The Israel-Hamas war has raised concerns about potential disruptions to the global oil market. Iran may retaliate through oil embargoes or attacks on key oil facilities, which could severely impact global oil supplies and prices. China’s influence has so far prevented a full-scale oil embargo, as it prioritizes its economic recovery and stable relations with the West.
A senior European Union energy security source revealed that China’s economic damage would increase if Brent oil prices exceeded $90-95 per barrel for over a quarter of a year. There are other options open to Iran to disrupt the world’s oil market.
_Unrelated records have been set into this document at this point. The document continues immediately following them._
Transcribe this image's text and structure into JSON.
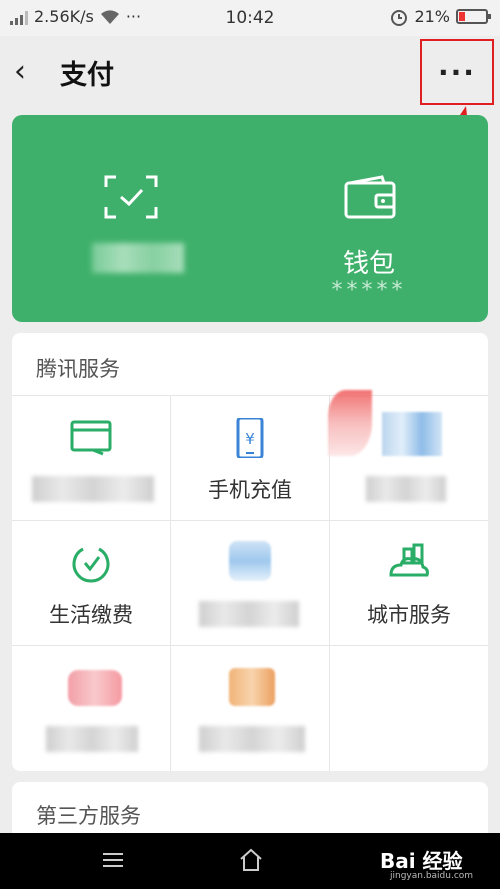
{
  "status_bar": {
    "network_speed": "2.56K/s",
    "dots": "···",
    "time": "10:42",
    "battery": "21%"
  },
  "header": {
    "back_glyph": "‹",
    "title": "支付",
    "more_glyph": "···"
  },
  "card": {
    "wallet_label": "钱包",
    "wallet_balance_masked": "*****",
    "scan_icon": "scan-check-icon",
    "wallet_icon": "wallet-icon"
  },
  "tencent_services": {
    "title": "腾讯服务",
    "items": [
      {
        "label": "",
        "icon": "card-icon"
      },
      {
        "label": "手机充值",
        "icon": "phone-topup-icon"
      },
      {
        "label": "",
        "icon": "blurred-icon"
      },
      {
        "label": "生活缴费",
        "icon": "life-payment-icon"
      },
      {
        "label": "",
        "icon": "blurred-icon"
      },
      {
        "label": "城市服务",
        "icon": "city-service-icon"
      },
      {
        "label": "",
        "icon": "blurred-icon"
      },
      {
        "label": "",
        "icon": "blurred-icon"
      }
    ]
  },
  "third_party": {
    "title": "第三方服务"
  },
  "watermark": {
    "text": "Bai 经验",
    "sub": "jingyan.baidu.com"
  },
  "colors": {
    "card_green": "#3fb06b",
    "icon_green": "#2aae67",
    "icon_blue": "#3a84d8",
    "annotation_red": "#e02020"
  }
}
Attacks on key Saudi Arabian oil facilities by the Tehran-backed Houthis in Yemen have proven effective in the past.
On September 14, 2019, the Houthis launched missiles at Saudi Arabia’s Abqaiq oil processing facility and Khurais oil field, halving the Kingdom’s oil production and prompting a significant spike in oil prices. China has played a key role in mitigating the threat of such attacks, ensuring a smooth route for its ‘Belt and Road Initiative’ across the Middle East. This culminated in a rapprochement between Saudi Arabia and Iran, highlighted by the re-establishment of diplomatic relations.
The Houthis could escalate attacks in the Red Sea, but the increased U.S. and allied security in the region has mitigated some of the risks.